Get the Sunset magazine recipe here.
Classic Thanksgiving Desserts
Thanksgiving Pudding
In 1896, the Boston Cooking School Cookbook featured this recipe for Thanksgiving pudding, which is, essentially, bread pudding made with crackers instead of bread. Updated versions substitute breadcrumbs for crackers and include dried fruits that hark back to traditional English mincemeat. The only question we have is why this easy-to-make, sweet and comforting dessert is no longer in regular Thanksgiving rotation.
Get the Boston Cooking School Cookbook's 1896 recipe here.
Sterling Sauce
This wine-infused caramelized brown sugar topping for Thanksgiving Pudding appeared in the 1922 edition of the Boston Cooking School Cookbook, with references going back to 1918. It's not just perfect for Thanksgiving Pudding, either—it can also be used as a topping for that classic's successor, bread pudding.

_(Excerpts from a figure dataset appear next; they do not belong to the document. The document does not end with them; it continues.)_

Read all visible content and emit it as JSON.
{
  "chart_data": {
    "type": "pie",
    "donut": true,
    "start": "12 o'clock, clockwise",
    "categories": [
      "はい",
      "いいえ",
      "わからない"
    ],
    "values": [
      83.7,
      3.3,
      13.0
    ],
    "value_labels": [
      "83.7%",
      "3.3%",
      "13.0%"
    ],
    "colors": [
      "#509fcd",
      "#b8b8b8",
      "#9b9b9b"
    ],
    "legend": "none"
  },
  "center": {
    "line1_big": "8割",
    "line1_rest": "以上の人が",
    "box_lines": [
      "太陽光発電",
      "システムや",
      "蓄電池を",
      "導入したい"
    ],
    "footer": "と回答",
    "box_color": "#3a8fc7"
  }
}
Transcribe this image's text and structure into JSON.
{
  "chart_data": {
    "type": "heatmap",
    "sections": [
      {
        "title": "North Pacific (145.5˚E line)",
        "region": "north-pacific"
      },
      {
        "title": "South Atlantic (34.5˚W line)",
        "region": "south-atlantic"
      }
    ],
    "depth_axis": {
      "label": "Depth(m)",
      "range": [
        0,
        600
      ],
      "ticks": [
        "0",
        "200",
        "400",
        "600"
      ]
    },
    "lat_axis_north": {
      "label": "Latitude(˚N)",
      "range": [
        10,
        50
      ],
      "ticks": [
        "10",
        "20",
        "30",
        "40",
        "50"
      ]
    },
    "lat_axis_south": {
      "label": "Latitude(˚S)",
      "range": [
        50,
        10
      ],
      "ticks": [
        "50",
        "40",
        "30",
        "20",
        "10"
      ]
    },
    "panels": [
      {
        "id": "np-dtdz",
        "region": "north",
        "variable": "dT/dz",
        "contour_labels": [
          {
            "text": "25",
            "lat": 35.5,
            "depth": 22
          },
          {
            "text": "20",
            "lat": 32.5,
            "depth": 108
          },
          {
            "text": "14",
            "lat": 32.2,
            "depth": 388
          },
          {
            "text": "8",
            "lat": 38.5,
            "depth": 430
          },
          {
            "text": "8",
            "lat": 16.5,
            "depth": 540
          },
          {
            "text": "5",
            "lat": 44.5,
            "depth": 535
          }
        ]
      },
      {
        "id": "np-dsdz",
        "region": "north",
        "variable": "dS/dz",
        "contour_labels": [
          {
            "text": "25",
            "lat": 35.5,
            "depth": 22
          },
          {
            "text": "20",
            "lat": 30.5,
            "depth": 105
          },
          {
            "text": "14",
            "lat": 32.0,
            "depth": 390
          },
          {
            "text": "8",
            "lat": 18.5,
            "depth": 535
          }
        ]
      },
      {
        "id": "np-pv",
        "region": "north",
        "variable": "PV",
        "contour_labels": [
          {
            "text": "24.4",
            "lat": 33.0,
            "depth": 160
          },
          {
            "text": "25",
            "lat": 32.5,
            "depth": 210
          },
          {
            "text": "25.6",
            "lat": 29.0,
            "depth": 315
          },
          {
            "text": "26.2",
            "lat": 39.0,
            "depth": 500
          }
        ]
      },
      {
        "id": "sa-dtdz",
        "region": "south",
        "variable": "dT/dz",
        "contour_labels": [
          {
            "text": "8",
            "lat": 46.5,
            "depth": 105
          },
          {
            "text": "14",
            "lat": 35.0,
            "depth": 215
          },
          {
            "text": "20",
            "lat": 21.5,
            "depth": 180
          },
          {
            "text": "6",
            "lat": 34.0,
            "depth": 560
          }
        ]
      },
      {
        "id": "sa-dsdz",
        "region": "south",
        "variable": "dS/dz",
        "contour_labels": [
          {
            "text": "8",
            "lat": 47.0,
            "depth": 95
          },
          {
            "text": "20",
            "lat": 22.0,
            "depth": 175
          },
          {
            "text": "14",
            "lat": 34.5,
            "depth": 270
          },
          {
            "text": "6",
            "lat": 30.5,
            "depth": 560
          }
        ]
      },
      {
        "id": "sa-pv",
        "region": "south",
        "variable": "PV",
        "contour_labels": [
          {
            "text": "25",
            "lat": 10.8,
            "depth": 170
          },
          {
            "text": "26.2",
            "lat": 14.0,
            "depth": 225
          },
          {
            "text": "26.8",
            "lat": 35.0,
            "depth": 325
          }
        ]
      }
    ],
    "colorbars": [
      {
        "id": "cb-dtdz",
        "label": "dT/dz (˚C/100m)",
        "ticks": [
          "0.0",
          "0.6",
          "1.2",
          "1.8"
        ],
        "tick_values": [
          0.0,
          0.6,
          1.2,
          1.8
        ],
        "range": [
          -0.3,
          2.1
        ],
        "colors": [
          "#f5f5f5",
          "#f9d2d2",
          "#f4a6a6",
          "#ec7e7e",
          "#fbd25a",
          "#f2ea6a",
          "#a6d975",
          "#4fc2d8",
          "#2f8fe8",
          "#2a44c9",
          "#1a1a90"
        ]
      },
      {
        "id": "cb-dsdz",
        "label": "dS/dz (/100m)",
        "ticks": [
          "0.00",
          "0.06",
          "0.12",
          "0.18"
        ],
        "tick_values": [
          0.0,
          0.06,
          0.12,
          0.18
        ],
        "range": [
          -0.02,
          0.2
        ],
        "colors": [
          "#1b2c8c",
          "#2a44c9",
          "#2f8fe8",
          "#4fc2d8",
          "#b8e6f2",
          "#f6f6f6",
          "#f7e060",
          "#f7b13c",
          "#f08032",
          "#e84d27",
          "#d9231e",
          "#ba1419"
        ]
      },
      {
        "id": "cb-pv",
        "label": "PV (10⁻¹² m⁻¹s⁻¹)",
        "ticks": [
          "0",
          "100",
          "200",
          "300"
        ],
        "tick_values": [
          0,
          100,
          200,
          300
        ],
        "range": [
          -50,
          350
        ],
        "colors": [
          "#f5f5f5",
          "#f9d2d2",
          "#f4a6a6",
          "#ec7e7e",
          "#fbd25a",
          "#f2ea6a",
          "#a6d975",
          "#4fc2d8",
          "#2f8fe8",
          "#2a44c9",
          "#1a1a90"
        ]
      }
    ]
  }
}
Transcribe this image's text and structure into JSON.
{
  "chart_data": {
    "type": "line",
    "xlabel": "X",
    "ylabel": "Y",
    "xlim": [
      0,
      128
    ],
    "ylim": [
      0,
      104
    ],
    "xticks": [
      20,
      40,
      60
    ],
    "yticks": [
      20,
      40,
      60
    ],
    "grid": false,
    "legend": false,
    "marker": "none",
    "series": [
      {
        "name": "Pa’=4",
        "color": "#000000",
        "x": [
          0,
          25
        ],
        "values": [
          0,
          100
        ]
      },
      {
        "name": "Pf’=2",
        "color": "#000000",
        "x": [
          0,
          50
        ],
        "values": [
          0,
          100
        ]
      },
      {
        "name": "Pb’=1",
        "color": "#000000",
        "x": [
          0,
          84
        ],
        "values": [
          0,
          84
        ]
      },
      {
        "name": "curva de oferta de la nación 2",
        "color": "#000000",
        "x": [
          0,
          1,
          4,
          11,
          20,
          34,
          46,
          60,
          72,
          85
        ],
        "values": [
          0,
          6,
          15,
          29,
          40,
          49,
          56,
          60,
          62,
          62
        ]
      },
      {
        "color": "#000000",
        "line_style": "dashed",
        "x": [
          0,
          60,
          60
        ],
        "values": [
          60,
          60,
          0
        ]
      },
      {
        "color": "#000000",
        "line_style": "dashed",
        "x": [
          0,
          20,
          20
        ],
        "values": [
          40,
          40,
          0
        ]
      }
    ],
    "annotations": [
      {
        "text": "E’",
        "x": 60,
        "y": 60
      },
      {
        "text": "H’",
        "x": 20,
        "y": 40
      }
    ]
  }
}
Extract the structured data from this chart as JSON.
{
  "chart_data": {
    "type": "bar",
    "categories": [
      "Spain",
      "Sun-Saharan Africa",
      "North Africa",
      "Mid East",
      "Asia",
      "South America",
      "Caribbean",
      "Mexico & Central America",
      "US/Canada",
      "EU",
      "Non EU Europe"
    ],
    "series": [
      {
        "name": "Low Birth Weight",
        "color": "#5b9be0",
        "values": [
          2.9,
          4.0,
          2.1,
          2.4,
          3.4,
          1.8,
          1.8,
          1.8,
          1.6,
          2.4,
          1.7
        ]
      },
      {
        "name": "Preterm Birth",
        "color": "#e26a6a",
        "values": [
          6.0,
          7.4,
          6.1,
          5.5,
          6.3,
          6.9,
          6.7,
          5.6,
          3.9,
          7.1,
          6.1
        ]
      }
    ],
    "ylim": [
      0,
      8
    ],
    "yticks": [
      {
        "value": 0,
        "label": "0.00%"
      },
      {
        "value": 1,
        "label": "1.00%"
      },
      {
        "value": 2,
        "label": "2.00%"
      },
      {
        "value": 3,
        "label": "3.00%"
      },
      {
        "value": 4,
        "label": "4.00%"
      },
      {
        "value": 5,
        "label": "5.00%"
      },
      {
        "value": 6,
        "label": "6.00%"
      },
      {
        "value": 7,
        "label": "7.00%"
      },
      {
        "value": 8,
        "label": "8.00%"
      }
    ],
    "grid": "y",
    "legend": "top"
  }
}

Get the Boston Cooking School Cookbook's recipe here.
Sugar Ration Apple Pie
During World War II, certain foods were being rationed, and that included sugar. Sugar rationing presented a Thanksgiving challenge to home cooks, who nevertheless rose to the occasion with recipes like this Sugar Ration Apple Pie, which managed to deliver plenty of sweetness despite using a mere spoonful of sugar. While wartime rationing no longer applies, cutting back on sugar still seems like a worthy goal.
Get the Louisville Times' recipe here.
Pumpkin Cookie Bars
Bar cookies have been around since at least the turn of the century. But they quickly grew in popularity throughout the second half of the 20th century because they offered convenience for the baker and easy transportability for the eater. These cream-cheese-frosting-topped pumpkin cookie bars, circa 1987, were the brainchild of Libby's, which seems to have been looking for a way to expand demand for their canned pumpkin that went beyond pumpkin pie. Packed with nuts and oats, they're actually healthier than pumpkin pie and definitely worthy of a comeback.
Now that you know more about what Thanksgiving was like in years past, you might be inspired by something new—or just be more appreciative of what's on your dinner table this year.